What do we do with that as parents?
David, Melissa and I always say about any book or movie that captures the heart of your child specifically and teen culture in general - do your research! Read reviews from trusted sources, talk with friends, read the book yourself, or see the movie on your own. If your child is younger, you need to see it first. Read it with them or read it alongside them. You want to know your child. You want to be able to have conversations with them about the things that are important to them. And part of that is what is important to their culture. So, grab your spouse or a buddy, take your tissues, and go see The Fault in Our Stars. As Augustus says, “That’s the thing about pain, it demands to be felt.” And what better way to connect with your child around a movie that stirs their hearts and hormones…to share their pain and then to get to share truth—non-judgmentally, non-reactively, but gracious, hopeful, pure truth.

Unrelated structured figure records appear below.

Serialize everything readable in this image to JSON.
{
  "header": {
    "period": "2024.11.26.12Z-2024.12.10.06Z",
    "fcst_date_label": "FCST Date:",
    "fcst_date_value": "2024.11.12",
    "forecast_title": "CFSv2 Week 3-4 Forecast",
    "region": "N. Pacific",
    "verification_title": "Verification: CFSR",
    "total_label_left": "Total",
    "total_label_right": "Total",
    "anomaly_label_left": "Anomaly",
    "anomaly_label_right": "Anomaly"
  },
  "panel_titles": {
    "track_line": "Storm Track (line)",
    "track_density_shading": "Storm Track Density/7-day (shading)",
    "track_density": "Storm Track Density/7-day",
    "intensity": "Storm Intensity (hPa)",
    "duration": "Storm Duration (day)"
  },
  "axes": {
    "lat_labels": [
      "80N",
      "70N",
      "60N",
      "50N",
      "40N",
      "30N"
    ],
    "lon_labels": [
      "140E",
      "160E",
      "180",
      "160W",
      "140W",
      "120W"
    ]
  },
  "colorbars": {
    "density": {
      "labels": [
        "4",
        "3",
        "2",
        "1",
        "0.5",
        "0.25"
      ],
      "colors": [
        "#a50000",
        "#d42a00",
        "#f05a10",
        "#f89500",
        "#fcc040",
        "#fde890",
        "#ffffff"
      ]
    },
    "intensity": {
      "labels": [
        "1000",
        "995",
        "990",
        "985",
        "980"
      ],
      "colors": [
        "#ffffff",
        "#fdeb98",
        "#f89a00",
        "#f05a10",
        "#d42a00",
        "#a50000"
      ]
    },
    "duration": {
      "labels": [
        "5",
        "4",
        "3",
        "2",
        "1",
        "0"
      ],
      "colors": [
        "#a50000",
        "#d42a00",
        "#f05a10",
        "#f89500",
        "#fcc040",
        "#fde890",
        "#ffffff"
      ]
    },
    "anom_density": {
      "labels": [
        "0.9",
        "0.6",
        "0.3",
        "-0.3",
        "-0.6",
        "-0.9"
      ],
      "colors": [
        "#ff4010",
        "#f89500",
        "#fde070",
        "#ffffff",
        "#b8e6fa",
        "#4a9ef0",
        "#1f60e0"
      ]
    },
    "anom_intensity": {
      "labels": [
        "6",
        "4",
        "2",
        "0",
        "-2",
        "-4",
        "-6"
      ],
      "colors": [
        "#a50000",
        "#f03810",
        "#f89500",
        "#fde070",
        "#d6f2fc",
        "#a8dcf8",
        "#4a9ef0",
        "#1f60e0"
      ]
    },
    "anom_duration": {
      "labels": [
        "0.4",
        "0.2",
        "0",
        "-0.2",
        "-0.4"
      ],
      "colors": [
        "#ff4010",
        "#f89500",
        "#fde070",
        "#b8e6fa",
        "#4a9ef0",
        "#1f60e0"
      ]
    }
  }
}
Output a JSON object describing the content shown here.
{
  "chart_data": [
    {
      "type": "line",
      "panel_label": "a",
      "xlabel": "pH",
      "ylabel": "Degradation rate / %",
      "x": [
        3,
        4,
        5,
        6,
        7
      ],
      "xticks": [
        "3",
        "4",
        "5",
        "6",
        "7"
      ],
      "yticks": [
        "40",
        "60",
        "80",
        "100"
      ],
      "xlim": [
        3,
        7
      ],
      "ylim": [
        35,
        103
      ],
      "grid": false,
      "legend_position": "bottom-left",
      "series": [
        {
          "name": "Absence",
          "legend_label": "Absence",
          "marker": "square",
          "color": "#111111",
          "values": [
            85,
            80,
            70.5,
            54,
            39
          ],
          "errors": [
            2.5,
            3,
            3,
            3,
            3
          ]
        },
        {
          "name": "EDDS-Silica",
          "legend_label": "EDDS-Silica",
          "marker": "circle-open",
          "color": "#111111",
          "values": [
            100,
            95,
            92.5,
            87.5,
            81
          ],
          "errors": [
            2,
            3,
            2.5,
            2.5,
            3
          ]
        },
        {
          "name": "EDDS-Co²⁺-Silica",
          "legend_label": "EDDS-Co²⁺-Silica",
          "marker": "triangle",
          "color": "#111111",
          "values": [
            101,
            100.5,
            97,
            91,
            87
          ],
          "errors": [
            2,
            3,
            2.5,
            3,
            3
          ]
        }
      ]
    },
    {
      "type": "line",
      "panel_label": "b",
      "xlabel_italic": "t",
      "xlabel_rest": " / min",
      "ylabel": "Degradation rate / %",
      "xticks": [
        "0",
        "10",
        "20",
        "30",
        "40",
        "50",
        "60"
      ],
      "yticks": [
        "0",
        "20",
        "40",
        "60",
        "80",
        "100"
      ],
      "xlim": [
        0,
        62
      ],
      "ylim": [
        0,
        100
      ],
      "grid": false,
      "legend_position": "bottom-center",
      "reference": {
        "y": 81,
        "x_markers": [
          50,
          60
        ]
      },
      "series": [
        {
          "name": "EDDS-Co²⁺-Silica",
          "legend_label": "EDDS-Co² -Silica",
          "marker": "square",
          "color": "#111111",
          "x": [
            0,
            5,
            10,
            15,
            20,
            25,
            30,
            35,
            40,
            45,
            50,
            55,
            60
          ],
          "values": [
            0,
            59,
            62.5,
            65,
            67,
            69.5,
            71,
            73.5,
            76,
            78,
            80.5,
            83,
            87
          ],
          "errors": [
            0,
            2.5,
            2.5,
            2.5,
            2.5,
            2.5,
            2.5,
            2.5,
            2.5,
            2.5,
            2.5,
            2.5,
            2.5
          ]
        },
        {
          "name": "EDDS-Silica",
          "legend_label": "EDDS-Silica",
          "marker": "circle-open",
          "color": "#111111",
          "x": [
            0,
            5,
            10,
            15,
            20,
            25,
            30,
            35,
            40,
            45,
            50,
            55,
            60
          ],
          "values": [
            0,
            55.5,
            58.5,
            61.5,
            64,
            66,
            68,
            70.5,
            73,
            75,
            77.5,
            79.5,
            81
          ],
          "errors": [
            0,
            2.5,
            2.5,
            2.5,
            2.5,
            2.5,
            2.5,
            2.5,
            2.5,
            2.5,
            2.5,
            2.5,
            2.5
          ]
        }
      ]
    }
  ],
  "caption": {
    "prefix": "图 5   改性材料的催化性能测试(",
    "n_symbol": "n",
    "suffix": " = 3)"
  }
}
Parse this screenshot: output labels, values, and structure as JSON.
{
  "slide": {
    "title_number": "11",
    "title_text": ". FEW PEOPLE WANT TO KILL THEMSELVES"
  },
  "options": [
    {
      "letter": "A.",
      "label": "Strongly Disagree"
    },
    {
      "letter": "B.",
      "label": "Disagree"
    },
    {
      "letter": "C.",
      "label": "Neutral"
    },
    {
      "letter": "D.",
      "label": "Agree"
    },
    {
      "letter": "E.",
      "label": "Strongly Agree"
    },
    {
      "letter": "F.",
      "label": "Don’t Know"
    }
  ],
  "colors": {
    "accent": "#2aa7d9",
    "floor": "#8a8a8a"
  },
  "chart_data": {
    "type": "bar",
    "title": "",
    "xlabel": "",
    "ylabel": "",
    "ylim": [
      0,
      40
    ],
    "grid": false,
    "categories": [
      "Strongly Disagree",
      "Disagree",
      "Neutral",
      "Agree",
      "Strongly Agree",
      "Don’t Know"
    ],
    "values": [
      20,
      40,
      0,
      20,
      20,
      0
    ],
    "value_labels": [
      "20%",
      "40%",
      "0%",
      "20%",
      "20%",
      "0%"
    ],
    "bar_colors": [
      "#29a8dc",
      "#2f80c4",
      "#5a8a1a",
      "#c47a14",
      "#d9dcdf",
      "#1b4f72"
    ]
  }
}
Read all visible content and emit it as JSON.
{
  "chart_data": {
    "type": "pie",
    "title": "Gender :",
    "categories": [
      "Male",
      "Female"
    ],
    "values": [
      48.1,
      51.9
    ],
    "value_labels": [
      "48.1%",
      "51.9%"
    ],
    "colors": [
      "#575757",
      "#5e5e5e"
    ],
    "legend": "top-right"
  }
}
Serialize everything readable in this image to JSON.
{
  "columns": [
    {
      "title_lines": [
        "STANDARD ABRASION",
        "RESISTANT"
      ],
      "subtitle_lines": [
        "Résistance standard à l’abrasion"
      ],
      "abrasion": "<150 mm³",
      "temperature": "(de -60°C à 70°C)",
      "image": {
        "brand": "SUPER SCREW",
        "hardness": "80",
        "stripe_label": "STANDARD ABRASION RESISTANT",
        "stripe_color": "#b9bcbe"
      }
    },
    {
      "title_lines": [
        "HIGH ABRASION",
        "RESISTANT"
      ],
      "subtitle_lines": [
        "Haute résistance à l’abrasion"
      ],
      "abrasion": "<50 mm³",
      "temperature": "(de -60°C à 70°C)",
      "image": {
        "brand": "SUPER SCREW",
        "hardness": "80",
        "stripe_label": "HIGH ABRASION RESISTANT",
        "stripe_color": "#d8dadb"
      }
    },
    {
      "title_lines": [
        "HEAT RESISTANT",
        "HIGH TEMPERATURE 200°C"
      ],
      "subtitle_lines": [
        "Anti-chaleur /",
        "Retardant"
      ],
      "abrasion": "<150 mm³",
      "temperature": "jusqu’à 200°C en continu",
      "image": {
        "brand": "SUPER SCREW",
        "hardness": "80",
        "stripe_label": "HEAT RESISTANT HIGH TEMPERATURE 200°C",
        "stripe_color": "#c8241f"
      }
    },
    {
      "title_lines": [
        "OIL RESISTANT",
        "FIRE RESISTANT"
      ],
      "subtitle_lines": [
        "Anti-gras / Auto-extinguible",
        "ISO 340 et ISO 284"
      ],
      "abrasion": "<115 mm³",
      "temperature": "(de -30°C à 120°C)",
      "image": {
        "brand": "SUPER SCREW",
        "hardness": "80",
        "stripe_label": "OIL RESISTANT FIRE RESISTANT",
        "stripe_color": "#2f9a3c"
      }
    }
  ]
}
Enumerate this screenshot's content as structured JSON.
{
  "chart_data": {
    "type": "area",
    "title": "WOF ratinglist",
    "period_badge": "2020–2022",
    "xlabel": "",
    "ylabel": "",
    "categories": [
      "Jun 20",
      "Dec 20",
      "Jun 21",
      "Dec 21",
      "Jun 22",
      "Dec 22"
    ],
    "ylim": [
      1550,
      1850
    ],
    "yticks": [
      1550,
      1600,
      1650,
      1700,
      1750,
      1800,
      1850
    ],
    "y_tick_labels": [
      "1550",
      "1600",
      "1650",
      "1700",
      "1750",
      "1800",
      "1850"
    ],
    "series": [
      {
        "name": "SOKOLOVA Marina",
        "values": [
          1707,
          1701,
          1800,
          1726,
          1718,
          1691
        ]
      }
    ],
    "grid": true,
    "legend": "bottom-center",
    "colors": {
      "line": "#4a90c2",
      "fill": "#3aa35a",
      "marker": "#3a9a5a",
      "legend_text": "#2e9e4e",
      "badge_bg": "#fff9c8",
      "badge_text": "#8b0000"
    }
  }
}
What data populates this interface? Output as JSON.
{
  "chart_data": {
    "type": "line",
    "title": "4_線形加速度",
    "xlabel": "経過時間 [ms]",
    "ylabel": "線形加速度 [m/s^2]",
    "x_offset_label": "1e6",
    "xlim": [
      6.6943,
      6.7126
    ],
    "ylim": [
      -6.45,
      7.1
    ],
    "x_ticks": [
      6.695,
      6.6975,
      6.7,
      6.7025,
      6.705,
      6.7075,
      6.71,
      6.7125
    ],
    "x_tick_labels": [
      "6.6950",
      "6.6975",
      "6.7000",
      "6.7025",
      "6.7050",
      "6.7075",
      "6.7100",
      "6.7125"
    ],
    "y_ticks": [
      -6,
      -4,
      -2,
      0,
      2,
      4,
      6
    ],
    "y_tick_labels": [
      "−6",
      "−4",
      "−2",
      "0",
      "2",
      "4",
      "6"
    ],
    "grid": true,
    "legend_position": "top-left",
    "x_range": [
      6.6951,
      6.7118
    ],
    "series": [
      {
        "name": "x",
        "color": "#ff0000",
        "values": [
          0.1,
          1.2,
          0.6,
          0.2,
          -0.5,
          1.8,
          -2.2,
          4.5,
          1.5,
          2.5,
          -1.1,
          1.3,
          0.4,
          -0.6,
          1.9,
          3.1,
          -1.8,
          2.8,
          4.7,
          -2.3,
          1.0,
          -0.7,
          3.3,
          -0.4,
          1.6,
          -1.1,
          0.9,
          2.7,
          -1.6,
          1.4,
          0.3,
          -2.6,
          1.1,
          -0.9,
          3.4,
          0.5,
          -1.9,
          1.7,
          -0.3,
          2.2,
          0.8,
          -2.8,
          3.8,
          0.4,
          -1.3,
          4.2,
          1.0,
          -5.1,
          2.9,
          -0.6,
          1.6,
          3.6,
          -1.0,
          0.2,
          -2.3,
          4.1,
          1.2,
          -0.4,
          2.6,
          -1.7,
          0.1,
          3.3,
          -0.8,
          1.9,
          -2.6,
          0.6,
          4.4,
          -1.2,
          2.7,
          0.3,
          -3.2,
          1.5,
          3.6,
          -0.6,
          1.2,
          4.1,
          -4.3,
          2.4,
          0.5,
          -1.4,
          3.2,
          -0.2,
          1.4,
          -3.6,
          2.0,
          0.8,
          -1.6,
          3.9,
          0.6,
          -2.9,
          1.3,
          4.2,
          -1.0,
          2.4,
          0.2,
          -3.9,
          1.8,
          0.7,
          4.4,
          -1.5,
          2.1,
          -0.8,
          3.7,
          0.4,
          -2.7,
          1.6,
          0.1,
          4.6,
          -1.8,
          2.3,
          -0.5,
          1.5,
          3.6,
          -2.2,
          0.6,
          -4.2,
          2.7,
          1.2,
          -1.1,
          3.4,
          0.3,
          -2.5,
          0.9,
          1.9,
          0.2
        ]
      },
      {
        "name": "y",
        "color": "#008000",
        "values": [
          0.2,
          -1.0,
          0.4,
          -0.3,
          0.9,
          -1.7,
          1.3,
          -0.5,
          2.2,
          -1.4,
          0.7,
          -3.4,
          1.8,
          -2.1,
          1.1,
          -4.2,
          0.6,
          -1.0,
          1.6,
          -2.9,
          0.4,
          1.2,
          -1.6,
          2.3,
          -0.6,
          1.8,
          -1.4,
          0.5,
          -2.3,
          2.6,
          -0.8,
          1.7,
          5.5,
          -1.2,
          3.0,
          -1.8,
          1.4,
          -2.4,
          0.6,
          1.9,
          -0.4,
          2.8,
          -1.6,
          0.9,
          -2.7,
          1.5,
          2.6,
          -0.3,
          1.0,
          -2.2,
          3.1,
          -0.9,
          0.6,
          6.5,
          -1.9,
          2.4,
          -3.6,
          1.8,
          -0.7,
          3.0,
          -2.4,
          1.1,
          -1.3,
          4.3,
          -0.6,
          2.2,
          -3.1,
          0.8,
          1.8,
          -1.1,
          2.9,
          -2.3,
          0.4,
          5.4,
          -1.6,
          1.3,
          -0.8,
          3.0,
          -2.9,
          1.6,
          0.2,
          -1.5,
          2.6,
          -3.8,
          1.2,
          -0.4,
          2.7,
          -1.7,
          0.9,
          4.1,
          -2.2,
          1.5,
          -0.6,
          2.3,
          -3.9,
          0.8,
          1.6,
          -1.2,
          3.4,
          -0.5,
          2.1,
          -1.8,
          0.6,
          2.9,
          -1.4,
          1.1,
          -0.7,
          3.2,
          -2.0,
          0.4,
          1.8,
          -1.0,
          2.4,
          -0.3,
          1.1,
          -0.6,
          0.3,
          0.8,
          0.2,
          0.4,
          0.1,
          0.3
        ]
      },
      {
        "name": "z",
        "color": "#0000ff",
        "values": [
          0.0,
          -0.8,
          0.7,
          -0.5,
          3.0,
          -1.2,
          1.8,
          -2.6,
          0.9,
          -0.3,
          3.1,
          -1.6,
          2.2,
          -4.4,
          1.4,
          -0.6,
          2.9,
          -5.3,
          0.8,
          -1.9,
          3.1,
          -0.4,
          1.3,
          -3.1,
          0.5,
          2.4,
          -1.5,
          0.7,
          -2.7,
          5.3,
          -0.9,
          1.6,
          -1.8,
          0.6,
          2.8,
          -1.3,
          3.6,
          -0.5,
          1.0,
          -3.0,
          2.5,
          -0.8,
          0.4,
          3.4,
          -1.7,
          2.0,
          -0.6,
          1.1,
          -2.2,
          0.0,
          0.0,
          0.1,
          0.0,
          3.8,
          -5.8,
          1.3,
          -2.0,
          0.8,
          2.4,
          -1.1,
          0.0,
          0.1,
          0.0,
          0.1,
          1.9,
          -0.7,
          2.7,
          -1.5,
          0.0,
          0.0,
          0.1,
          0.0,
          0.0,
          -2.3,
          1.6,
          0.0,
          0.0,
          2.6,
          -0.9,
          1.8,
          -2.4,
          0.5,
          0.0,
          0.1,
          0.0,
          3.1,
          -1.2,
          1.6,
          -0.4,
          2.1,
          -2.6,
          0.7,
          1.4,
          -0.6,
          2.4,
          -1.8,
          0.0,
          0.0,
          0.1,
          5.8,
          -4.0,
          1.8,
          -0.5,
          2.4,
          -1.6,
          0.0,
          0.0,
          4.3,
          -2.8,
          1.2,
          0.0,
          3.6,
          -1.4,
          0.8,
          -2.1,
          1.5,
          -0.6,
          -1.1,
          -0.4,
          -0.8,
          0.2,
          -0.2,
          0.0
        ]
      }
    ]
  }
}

I (David) would piggy back on Sissy’s wise words and recommendation. I’d also add the recommendation that you have your daughter/son read the book before seeing the movie. As is the case with most movies based on books, there is so much more in the book. I can speak first hand to how reading this book and seeing the movie with your adolescent could be a great way to drive conversation. I read the book alongside my adolescent daughter and then we went to see the movie together. We ended up at Starbucks (because Sissy has wisely taught me that teenaged girls will talk easier with their middle-aged dads over a White Chocolate Frappucino).
We had this rich, long conversation comparing and contrasting the book and the movie. I listened to what about the story stayed with her and what affected her the most. If you choose to read the book or see the movie with your teen, be sure to ask them what they thought about the character of Patrick. He is the only identified Christian in the movie, and I sadly understand why Hazel wants to bail on his support group. Patrick unfortunately represents how Christians are often portrayed in films. We ended up in this great conversation about how he could have been different and what Hazel might have meant in the book when she talked with her mom about being “a better Patrick.”
We talked about Hazel’s relationship with her parents - what she needed from them and how they best supported her. I was leaning in and listening to my daughter’s observations about how an adolescent girl feels most loved and supported by her parents. We also talked around Sissy’s Spoiler Alert and it ended up being one of the easier ways to dialogue with my adolescent daughter about sex, boys, and emotions.
We respect whatever choice you make for your own family about books and films. We’d simply invite you to consider some of the stories our kids are drawn to as great tools to drive dialogue, to develop critical thinking, and opportunities for connection and being in their world. And don’t forget the Frappucino!